Super Simple VPN with SSH Tunneling

I’m often accessing the internet from different locations throughout the day and rarely have the same IP address. Sometimes you just need a static IP. For example, maybe you are dealing with a secured environment that can only be accessed by a certain IP address. The workaround hack is to create an SSH tunnel to a VPS which has a static IP, like a $6/month droplet. Digital Ocean has a great article showing how to route web traffic without a VPN using a SOCKS tunnel.

With a SOCKS tunnel enabled you’ll be able to browse the internet using your VPS’s public IP instead of your local internet IP. Neat right? Let’s turn this into a one-liner tunnel script.

SSH tunneling requires some configuration, let’s automate instead!

Create ~/Scripts/tunnel.sh with the following. Swap out ~/.ssh/id_rsa and username@ip-address with your key file and SSH info.

echo "Launching Firefox with Proxy profile. Starting SSH tunnel, control + C to exit."
/Applications/Firefox.app/Contents/MacOS/firefox -P Proxy &
ssh -i ~/.ssh/id_rsa -D 1337 -CqN username@ip-address

Grant execute permissions chmod +x ~/Scripts/tunnel.sh. This script will launch Firefox with a unique profile and then launch the proxy. This will allow us to kill the proxy at any time by pressing control + C. In order for it to work, we’ll need to create the new Firefox profile with the SOCKS configuration info.

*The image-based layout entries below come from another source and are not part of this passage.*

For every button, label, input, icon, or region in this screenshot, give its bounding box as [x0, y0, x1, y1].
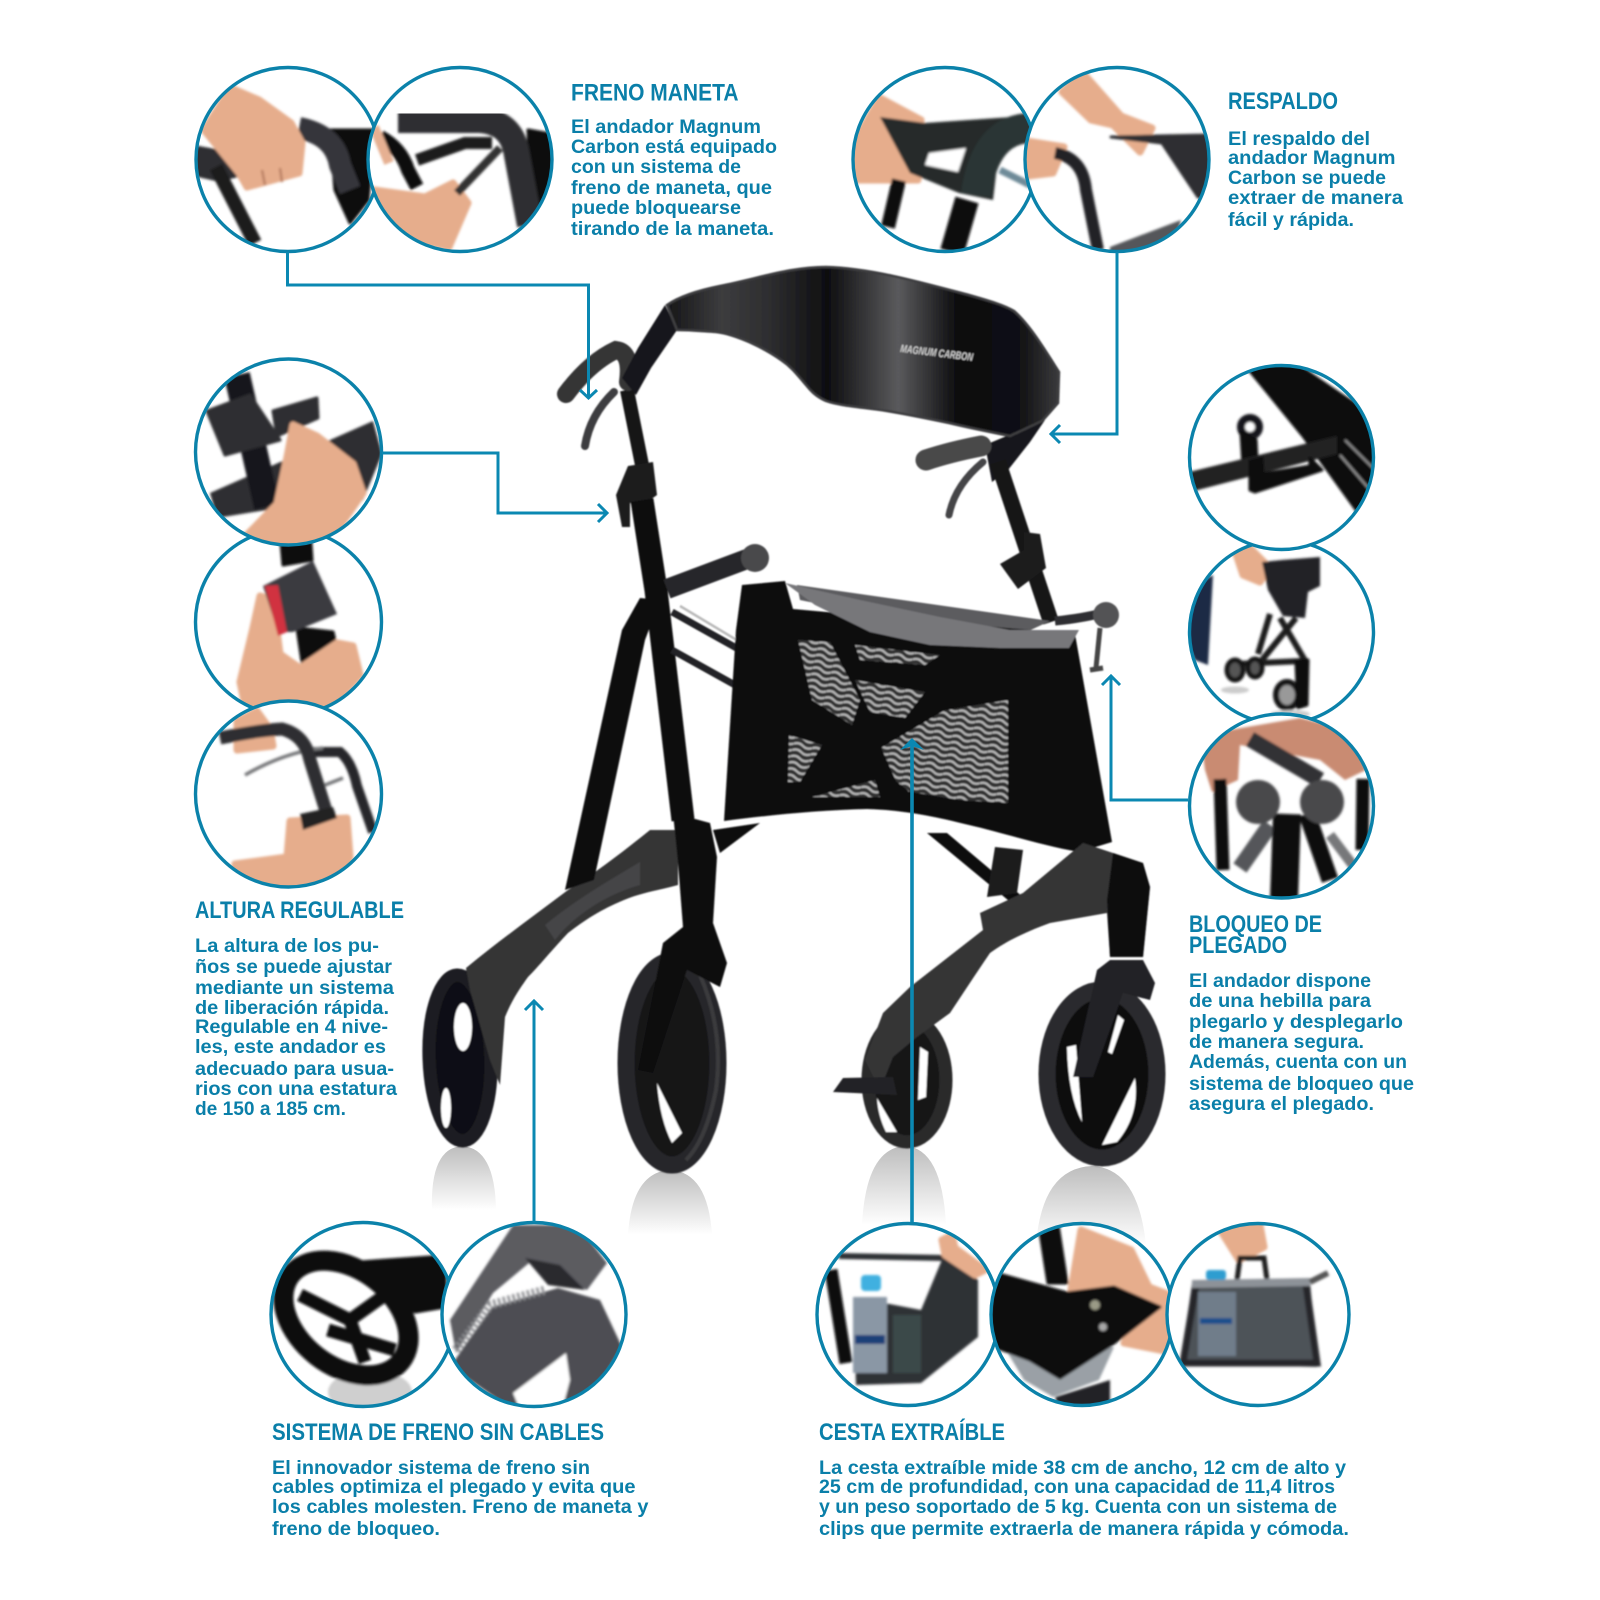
brake pedal	[833, 1077, 897, 1095]
basket mesh panels	[788, 640, 1008, 803]
photo: person lifting backrest off	[1020, 68, 1210, 260]
text: bloqueo de plegado: Además, cuenta con un	[1189, 1051, 1407, 1073]
text: altura regulable: rios con una estatura	[195, 1078, 397, 1100]
front right wheel	[1047, 990, 1157, 1158]
left arm highlight	[545, 862, 640, 940]
text: cesta extraible: clips que permite extraerla de manera rápida y cómoda.	[819, 1518, 1349, 1540]
seat behind basket	[797, 585, 1050, 642]
text: altura regulable: Regulable en 4 nive-	[195, 1016, 388, 1038]
left a-frame legs	[565, 598, 660, 890]
heading: bloqueo de plegado: BLOQUEO DE	[1189, 911, 1322, 938]
arrow: bloqueo de plegado	[1102, 676, 1188, 800]
text: bloqueo de plegado	[1189, 970, 1414, 1115]
photo: rear wheel close-up	[261, 1222, 455, 1414]
right frame arm	[865, 843, 1150, 1090]
photo: hands on folded seat caps	[1190, 714, 1374, 900]
text: respaldo: fácil y rápida.	[1228, 209, 1354, 231]
left front post and fork	[638, 813, 727, 1073]
heading: respaldo: RESPALDO	[1228, 88, 1338, 115]
basket	[724, 581, 1112, 852]
right upper post	[998, 462, 1051, 622]
right post dark	[1107, 853, 1150, 957]
text: bloqueo de plegado: El andador dispone	[1189, 970, 1371, 992]
photo: brake on tyre close-up	[442, 1222, 626, 1410]
walker illustration	[426, 267, 1157, 1165]
text: freno maneta: freno de maneta, que	[571, 177, 772, 199]
heading: altura regulable: ALTURA REGULABLE	[195, 897, 404, 924]
text: bloqueo de plegado: asegura el plegado.	[1189, 1093, 1374, 1115]
text: freno maneta: tirando de la maneta.	[571, 218, 774, 240]
photo: hands undoing basket clips	[990, 1224, 1175, 1410]
text: altura regulable: adecuado para usua-	[195, 1058, 394, 1080]
left lower post	[642, 500, 683, 820]
text: cesta extraible: 25 cm de profundidad, con una capacidad de 11,4 litros	[819, 1476, 1335, 1498]
left handle grip	[566, 350, 629, 394]
text: altura regulable: La altura de los pu-	[195, 935, 379, 957]
text: altura regulable: mediante un sistema	[195, 977, 394, 999]
text: sistema de freno sin cables: cables optimiza el plegado y evita que	[272, 1476, 636, 1498]
photo: adjusting handle height	[196, 701, 382, 890]
text: bloqueo de plegado: de una hebilla para	[1189, 990, 1371, 1012]
text: sistema de freno sin cables	[272, 1457, 649, 1540]
heading: sistema de freno sin cables: SISTEMA DE FRENO SIN CABLES	[272, 1419, 604, 1446]
text: bloqueo de plegado: plegarlo y desplegarlo	[1189, 1011, 1403, 1033]
backrest logo: MAGNUM CARBON	[900, 343, 974, 364]
text: respaldo	[1228, 128, 1403, 231]
text: cesta extraible	[819, 1457, 1349, 1540]
photo: removed basket carried by hand	[1167, 1224, 1349, 1406]
basket cross straps	[785, 680, 985, 798]
front left wheel	[626, 961, 718, 1165]
left upper post	[627, 390, 642, 465]
text: sistema de freno sin cables: freno de bloqueo.	[272, 1518, 440, 1540]
heading: cesta extraible: CESTA EXTRAÍBLE	[819, 1418, 1005, 1446]
text: freno maneta: con un sistema de	[571, 156, 741, 178]
photo: folding lock hook	[1185, 540, 1374, 724]
heading: bloqueo de plegado: PLEGADO	[1189, 932, 1287, 959]
text: respaldo: Carbon se puede	[1228, 167, 1386, 189]
text: altura regulable	[195, 935, 397, 1120]
text: sistema de freno sin cables: El innovador sistema de freno sin	[272, 1457, 590, 1479]
backrest right joint	[985, 420, 1045, 482]
text: freno maneta: El andador Magnum	[571, 116, 761, 138]
text: freno maneta: Carbon está equipado	[571, 136, 777, 158]
text: altura regulable: les, este andador es	[195, 1036, 386, 1058]
text: altura regulable: de liberación rápida.	[195, 997, 389, 1019]
right front fork	[1073, 960, 1155, 1077]
text: freno maneta: puede bloquearse	[571, 197, 741, 219]
right height collar	[1000, 532, 1046, 589]
heading: freno maneta: FRENO MANETA	[571, 80, 738, 106]
arrow: sistema de freno	[525, 1001, 543, 1222]
rear right wheel	[868, 1018, 946, 1142]
rear left wheel	[426, 974, 494, 1142]
left frame arm	[466, 830, 678, 1085]
text: bloqueo de plegado: sistema de bloqueo que	[1189, 1073, 1414, 1095]
text: freno maneta	[571, 116, 777, 240]
under basket struts	[713, 823, 1030, 910]
left brake lever	[585, 392, 614, 446]
text: altura regulable: ños se puede ajustar	[195, 956, 392, 978]
arrow: freno maneta	[288, 252, 597, 398]
photo: thumb on height clamp	[196, 359, 382, 545]
backrest left arm	[622, 305, 677, 395]
text: respaldo: extraer de manera	[1228, 187, 1403, 209]
text: cesta extraible: La cesta extraíble mide 38 cm de ancho, 12 cm de alto y	[819, 1457, 1346, 1479]
height collar	[616, 462, 657, 527]
right brake lever	[949, 462, 983, 515]
photo: hand squeezing brake handle	[196, 68, 380, 252]
photo: hand pulling brake lever	[368, 68, 556, 252]
text: bloqueo de plegado: de manera segura.	[1189, 1031, 1364, 1053]
arrow: respaldo	[1051, 252, 1117, 443]
text: altura regulable: de 150 a 185 cm.	[195, 1098, 346, 1120]
text: respaldo: El respaldo del	[1228, 128, 1370, 150]
arrow: cesta extraible	[900, 738, 924, 1222]
center stem	[987, 847, 1023, 897]
text: respaldo: andador Magnum	[1228, 147, 1396, 169]
arrow: altura regulable	[382, 453, 607, 522]
seat rail right and hook	[1055, 602, 1119, 670]
heading: bloqueo de plegado	[1189, 911, 1322, 959]
seat rail left with cap	[667, 544, 769, 685]
photo: hand removing backrest clip	[850, 68, 1040, 252]
photo: folding hook detail	[1185, 360, 1380, 550]
right handle grip	[926, 446, 981, 460]
photo: red height release button	[196, 529, 382, 715]
text: sistema de freno sin cables: los cables molesten. Freno de maneta y	[272, 1496, 649, 1518]
photo: basket fitted on the walker	[817, 1224, 999, 1406]
backrest	[667, 267, 1059, 436]
basket top band	[785, 583, 1079, 648]
wheel floor reflections	[432, 1146, 1146, 1245]
text: cesta extraible: y un peso soportado de 5 kg. Cuenta con un sistema de	[819, 1496, 1337, 1518]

On the Mac run /Applications/Firefox.app/Contents/MacOS/firefox --ProfileManager

Select “Create Profile…” then name it “Proxy”.

Start Firefox and open up settings. Search for proxy.

Configure the SOCKS Host to be localhost with a port of 1337 or any available port you want :). Check the box “Proxy DNS when using SOCKS v5”.

That’s it. You should be able to open Firefox normally without the proxy settings getting in the way. Running the ~/Scripts/tunnel.sh will start the SSH tunnel and launch Firefox with the proxy profile.